Managing Deep Learning Development Complexity
Source – nextplatform.com
For developers, deep learning systems are becoming more interactive and complex. From the building of more malleable datasets that can be iteratively augmented, to more dynamic models, to more continuous learning being built into neural networks, there is a greater need to manage the process from start to finish with lightweight tools.
“New training samples, human insights, and operation experiences can consistently emerge even after deployment. The ability of updating a model and tracking its changes thus becomes necessary,” says a team from Imperial College London that has developed a library to manage the iterations deep learning developers make across complex projects. “Developers have to spend massive development cycles on integrating components for building neural networks, managing model lifecycles, organizing data, and adjusting system parallelism.”

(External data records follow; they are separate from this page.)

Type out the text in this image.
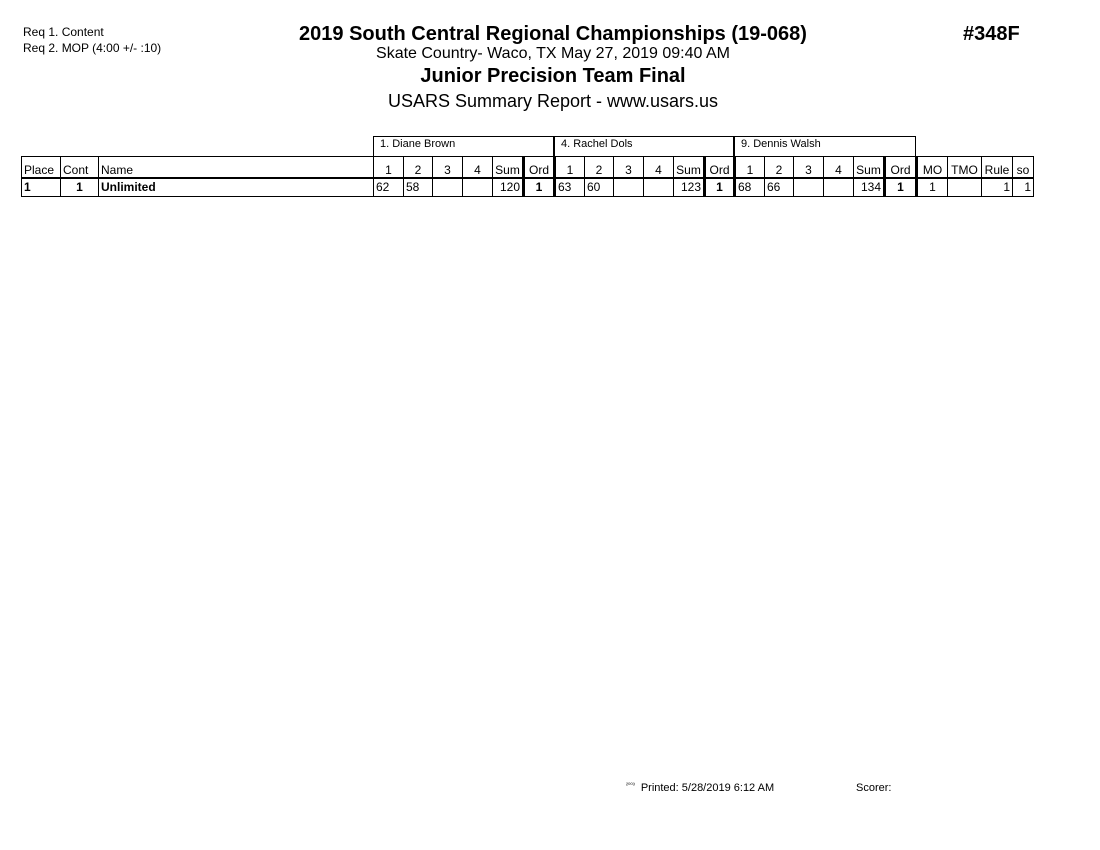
Req 1. Content
Req 2. MOP (4:00 +/- :10)
2019 South Central Regional Championships (19-068)
Skate Country- Waco, TX May 27, 2019 09:40 AM
Junior Precision Team Final
USARS Summary Report - www.usars.us
#348F
1. Diane Brown	4. Rachel Dols	9. Dennis Walsh
Place	Cont	Name	1	2	3	4	Sum	Ord	1	2	3	4	Sum	Ord	1	2	3	4	Sum	Ord	MO	TMO	Rule	so
1	1	Unlimited	62	58			120	1	63	60			123	1	68	66			134	1	1		1	1
$^{^{2003}}$ Printed: 5/28/2019 6:12 AM	Scorer:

To better manage development, the team developed TensorLayer, an integrated development approach via a versatile Python library where all elements (operations, model lifecycles, parallel computation, failures) are abstracted in a modular format. These modules include one for managing neural network layers, another for models and their lifecycles, yet another to manage the dataset by providing a unified representation for all training data across all systems, and finally, a workflow module that addresses fault tolerance. As the name implies, TensorFlow is the core platform for training and inference, which feeds into MongoDB for storage—a common setup for deep learning research shops.
The team says that while existing tools like Keras ad TFLearn are useful they are not as extensible as they need to be as networks become more complex and iterative. They provide imperative abstractions to lower adoption barrier; but in turn mask the underlying engine from users. Though good for bootstrap, it becomes hard to tune and modify from the bottom, which is quite necessary in tackling many real-world problems.

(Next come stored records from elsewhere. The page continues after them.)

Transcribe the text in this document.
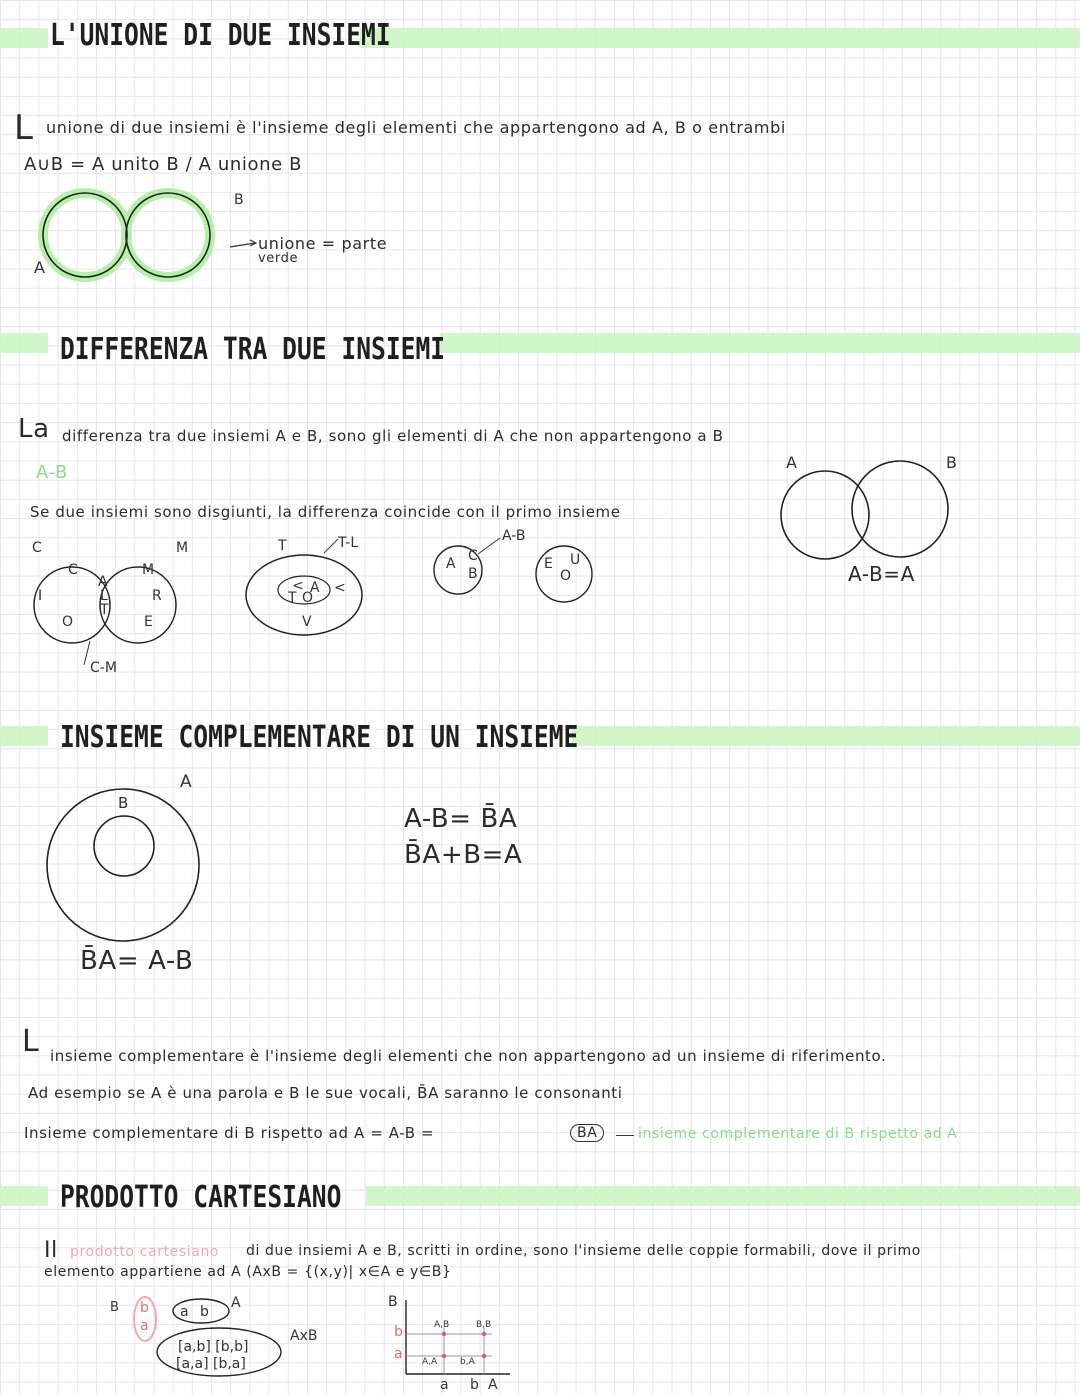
L'UNIONE DI DUE INSIEMI
L unione di due insiemi è l'insieme degli elementi che appartengono ad A, B o entrambi
A∪B = A unito B / A unione B
A
B
unione = parte
verde
DIFFERENZA TRA DUE INSIEMI
La differenza tra due insiemi A e B, sono gli elementi di A che non appartengono a B
A-B
Se due insiemi sono disgiunti, la differenza coincide con il primo insieme
A	B
A-B=A
C	M
C
I
O
A
L
T
M
R
E
C-M
T	T-L
< A
T O
<
V
A-B
A C
B
E U
O
INSIEME COMPLEMENTARE DI UN INSIEME
A
B
A-B= B̄A
B̄A+B=A
B̄A= A-B
L insieme complementare è l'insieme degli elementi che non appartengono ad un insieme di riferimento.
Ad esempio se A è una parola e B le sue vocali, B̄A saranno le consonanti
Insieme complementare di B rispetto ad A = A-B =	B̄A	insieme complementare di B rispetto ad A
PRODOTTO CARTESIANO
Il prodotto cartesiano di due insiemi A e B, scritti in ordine, sono l'insieme delle coppie formabili, dove il primo
elemento appartiene ad A (AxB = {(x,y)| x∈A e y∈B}
B b
a
A
a b
[a,b] [b,b]
[a,a] [b,a]
AxB
B
b
a
a b A
A,B	B,B
A,A	b,A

Compared with Keras and TFLearn, TensorLayer provides not only the high level abstraction, but also an end-to-end workflow including data pre-processing, training, post-processing, serving modules and database management, which are all keys for developers building the entire system.

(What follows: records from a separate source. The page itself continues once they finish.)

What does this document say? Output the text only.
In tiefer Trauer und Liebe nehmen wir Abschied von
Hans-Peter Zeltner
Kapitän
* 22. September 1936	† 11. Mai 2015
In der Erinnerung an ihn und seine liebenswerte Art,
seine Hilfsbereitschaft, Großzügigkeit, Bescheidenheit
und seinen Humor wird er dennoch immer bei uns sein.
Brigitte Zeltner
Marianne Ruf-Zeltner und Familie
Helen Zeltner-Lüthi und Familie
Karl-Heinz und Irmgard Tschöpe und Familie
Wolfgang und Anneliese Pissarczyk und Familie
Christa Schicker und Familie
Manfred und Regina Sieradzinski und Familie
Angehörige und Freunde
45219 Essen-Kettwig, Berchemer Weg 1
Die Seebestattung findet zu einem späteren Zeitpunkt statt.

TensorLayer advocates a more flexible and composable paradigm: neural network libraries shall be used interchangeably with the native engine. This allows users to tap into the ease of pre-built modules without losing visibility. This noninvasive nature also makes it viable to consolidate with other TF’s wrappers such as TF-Slim and Keras. However, the team argues, flexibility does not sacrifice performance.
There are a number of applications the team highlights in the full paper, which also provides details about each of the modules, the overall architecture, and current developments. The applications include generative adversarial networks, deep reinforcement learning, hyperparameter tuning in end user context. TensorLayer has been also used for multi-model research, image transformation, and medical signal processing since its GitHub release last year.
TensorLayer is in an active development stage and has received numerous contributions from an open community. It has been widely used by researchers from Imperial College London, Carnegie Mellon University, Stanford University, Tsinghua University, UCLA, Linköping University and etc., as well as engineers from Google, Microsoft, Alibaba, Tencent, ReFULE4, Bloomberg and many others.